I got onto a bus in Kathmandu, looked at the bus driver who had a bottle of whiskey in his hand and an evil smile on his face, and braced myself for a very scary ride through the bumpy Himalayan mountains.  By the time we arrived, I had no blood left in my face, I was on the verge of tears and my stomach was turned upside down.  I managed to stumble to the registration office, where I was promptly told that I had to take a vow of silence to participate.  THIS IS NOT FOR ME!  But my only alternative was to get back on the bus with the insane and inebriated bus driver…. so I decided to stay.  I asked the nun behind the counter what the course was actually about?

‘FORGIVENESS’ she said.

I was awoken at 6am the next morning and led to a colourful temple filled with pillows and a huge intimidating statue of the Buddha.  The Lama in charge was dressed in a comfortable orange robe and the most adorable smile.  He looked so much like Yoda from Star Wars that you couldn’t help but like him.   ‘To become enlightened’, he said, ‘you must learn to overcome negative thinking.  Every thought leads to another thought and so you must always think with compassion and wisdom’.

Yoda tells us to close our eyes, and think of the one person who has made you the angriest in your life….So I conjured up memories of the Heart Breaking bastard.  ‘Now try to see the situation from their point of view’  he says  ‘ What drove them to behave this way?  Try to put yourself in their shoes and remember that they are human just like you, with problems and worries, trying to be happy and make the best of life.’

It was tough, but I did manage to find another way to look at the situation…. He must have had a severe case of heat stroke! Yes, that was it.  He went temporarily insane with the high temperatures and possibly the topless babes on the beach.  Why had I not seen this before?!

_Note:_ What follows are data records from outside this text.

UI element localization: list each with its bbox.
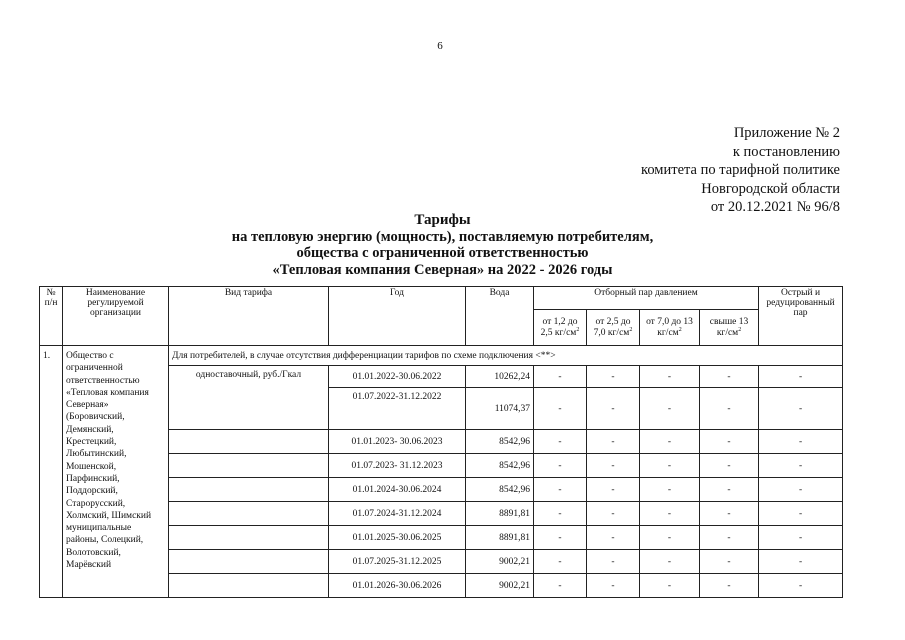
dash-cell: -	[759, 478, 843, 502]
empty-tariff-cell	[169, 454, 329, 478]
title-line: Тарифы	[414, 212, 471, 228]
period-cell: 01.07.2022-31.12.2022	[329, 388, 466, 430]
dash-cell: -	[759, 388, 843, 430]
dash-cell: -	[759, 430, 843, 454]
dash-cell: -	[587, 366, 640, 388]
appendix-line: к постановлению	[732, 143, 840, 160]
dash-cell: -	[534, 366, 587, 388]
dash-cell: -	[640, 478, 700, 502]
period-cell: 01.07.2023- 31.12.2023	[329, 454, 466, 478]
appendix-line: Приложение № 2	[733, 125, 840, 141]
dash-cell: -	[700, 550, 759, 574]
period-cell: 01.01.2023- 30.06.2023	[329, 430, 466, 454]
title-line: на тепловую энергию (мощность), поставляемую потребителям,	[231, 228, 654, 245]
dash-cell: -	[700, 478, 759, 502]
dash-cell: -	[700, 366, 759, 388]
dash-cell: -	[534, 430, 587, 454]
dash-cell: -	[640, 550, 700, 574]
appendix-block	[641, 124, 840, 217]
water-value: 8542,96	[466, 478, 534, 502]
period-cell: 01.07.2025-31.12.2025	[329, 550, 466, 574]
water-value: 8542,96	[466, 454, 534, 478]
appendix-line: Новгородской области	[701, 180, 840, 197]
dash-cell: -	[700, 430, 759, 454]
period-cell: 01.07.2024-31.12.2024	[329, 502, 466, 526]
appendix-line: от 20.12.2021 № 96/8	[710, 199, 840, 215]
empty-tariff-cell	[169, 478, 329, 502]
dash-cell: -	[700, 526, 759, 550]
dash-cell: -	[700, 388, 759, 430]
dash-cell: -	[640, 430, 700, 454]
header-water: Вода	[466, 287, 534, 346]
water-value: 9002,21	[466, 574, 534, 598]
header-num: № п/н	[40, 287, 63, 346]
water-value: 9002,21	[466, 550, 534, 574]
dash-cell: -	[700, 454, 759, 478]
header-pressure-3: от 7,0 до 13 $кг/см^2$	[640, 310, 700, 346]
dash-cell: -	[587, 526, 640, 550]
dash-cell: -	[759, 366, 843, 388]
empty-tariff-cell	[169, 430, 329, 454]
dash-cell: -	[640, 502, 700, 526]
water-value: 8891,81	[466, 526, 534, 550]
dash-cell: -	[640, 388, 700, 430]
title-line: общества с ограниченной ответственностью	[296, 245, 589, 261]
dash-cell: -	[534, 388, 587, 430]
header-year: Год	[329, 287, 466, 346]
dash-cell: -	[534, 502, 587, 526]
dash-cell: -	[587, 430, 640, 454]
dash-cell: -	[587, 502, 640, 526]
consumer-note: Для потребителей, в случае отсутствия дифференциации тарифов по схеме подключения <**>	[169, 346, 843, 366]
period-cell: 01.01.2024-30.06.2024	[329, 478, 466, 502]
period-cell: 01.01.2026-30.06.2026	[329, 574, 466, 598]
dash-cell: -	[534, 454, 587, 478]
page-number: 6	[437, 40, 443, 52]
dash-cell: -	[587, 550, 640, 574]
document-title	[140, 212, 745, 278]
dash-cell: -	[640, 574, 700, 598]
header-org: Наименование регулируемой организации	[63, 287, 169, 346]
header-tariff-type: Вид тарифа	[169, 287, 329, 346]
dash-cell: -	[759, 574, 843, 598]
tariffs-table	[39, 286, 843, 598]
title-line: «Тепловая компания Северная» на 2022 - 2026 годы	[272, 261, 613, 278]
dash-cell: -	[759, 454, 843, 478]
dash-cell: -	[534, 550, 587, 574]
dash-cell: -	[700, 502, 759, 526]
dash-cell: -	[534, 574, 587, 598]
dash-cell: -	[587, 388, 640, 430]
header-sharp-steam: Острый и редуцированный пар	[759, 287, 843, 346]
dash-cell: -	[700, 574, 759, 598]
dash-cell: -	[534, 478, 587, 502]
tariff-type: одноставочный, руб./Гкал	[169, 366, 329, 430]
dash-cell: -	[640, 454, 700, 478]
dash-cell: -	[587, 454, 640, 478]
row-number: 1.	[40, 346, 63, 598]
dash-cell: -	[759, 526, 843, 550]
appendix-line: комитета по тарифной политике	[641, 162, 840, 178]
header-pressure-4: свыше 13 $кг/см^2$	[700, 310, 759, 346]
dash-cell: -	[534, 526, 587, 550]
period-cell: 01.01.2025-30.06.2025	[329, 526, 466, 550]
header-steam: Отборный пар давлением	[534, 287, 759, 310]
water-value: 8891,81	[466, 502, 534, 526]
dash-cell: -	[640, 366, 700, 388]
dash-cell: -	[640, 526, 700, 550]
dash-cell: -	[759, 502, 843, 526]
water-value: 11074,37	[466, 388, 534, 430]
empty-tariff-cell	[169, 502, 329, 526]
dash-cell: -	[587, 574, 640, 598]
organization-name: Общество с ограниченной ответственностью «Тепловая компания Северная» (Боровичский, Демянский, Крестецкий, Любытинский, Мошенской, Парфинский, Поддорский, Старорусский, Холмский, Шимский муниципальные районы, Солецкий, Волотовский, Марёвский	[63, 346, 169, 598]
dash-cell: -	[759, 550, 843, 574]
period-cell: 01.01.2022-30.06.2022	[329, 366, 466, 388]
empty-tariff-cell	[169, 574, 329, 598]
empty-tariff-cell	[169, 526, 329, 550]
empty-tariff-cell	[169, 550, 329, 574]
dash-cell: -	[587, 478, 640, 502]
header-pressure-2: от 2,5 до 7,0 $кг/см^2$	[587, 310, 640, 346]
water-value: 8542,96	[466, 430, 534, 454]
header-pressure-1: от 1,2 до 2,5 $кг/см^2$	[534, 310, 587, 346]
water-value: 10262,24	[466, 366, 534, 388]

The week was full of different perspectives that challenged the Western way of thinking, but the most profound lesson of all was this:

Difficult situations are the most productive in personal growth.  Therefore someone who stimulates anger is actually giving you the chance to learn what you need to develop.  It follows then that when people make us angry, they are actually your greatest teachers….

What did the Heartbreaking Bastard teach me?

Caution?  Humility? How to be young and bitter?

No, this man actually gave me the opportunity to learn about forgiveness.

Having spent the last 4 years feeling hard-done-by, I realised that the only person suffering was ME.  The feelings of sadness, anger, hurt were doing nothing but burning up my insides, giving me a cynical edge.  I realised that I had a choice, that I will always have a choice, to not hold onto anger….. and instead to forgive.  It is simply a healthier way to live.

I left the monastery feeling at peace as I headed towards the Annapurna circuit to start trekking.  All the time I was wondering how much of a difference the Buddhist lessons had made in real life.  Would I still feel so forgiving outside the secure walls of the monastery?

With a backpack on my back, I headed down the Himalayan mountains, and when I finally reached the bottom….. standing right there in front of me…….was my ex-boyfriend.  (This is a true story by the way, I am not making this up).

I stared at him in shock, and he stared back at me.  It took several minutes to realise that this was real.  We broke the silence with a big hug and a long chat, and it didn’t take long to realise that I had learnt the valuable lesson of forgiveness.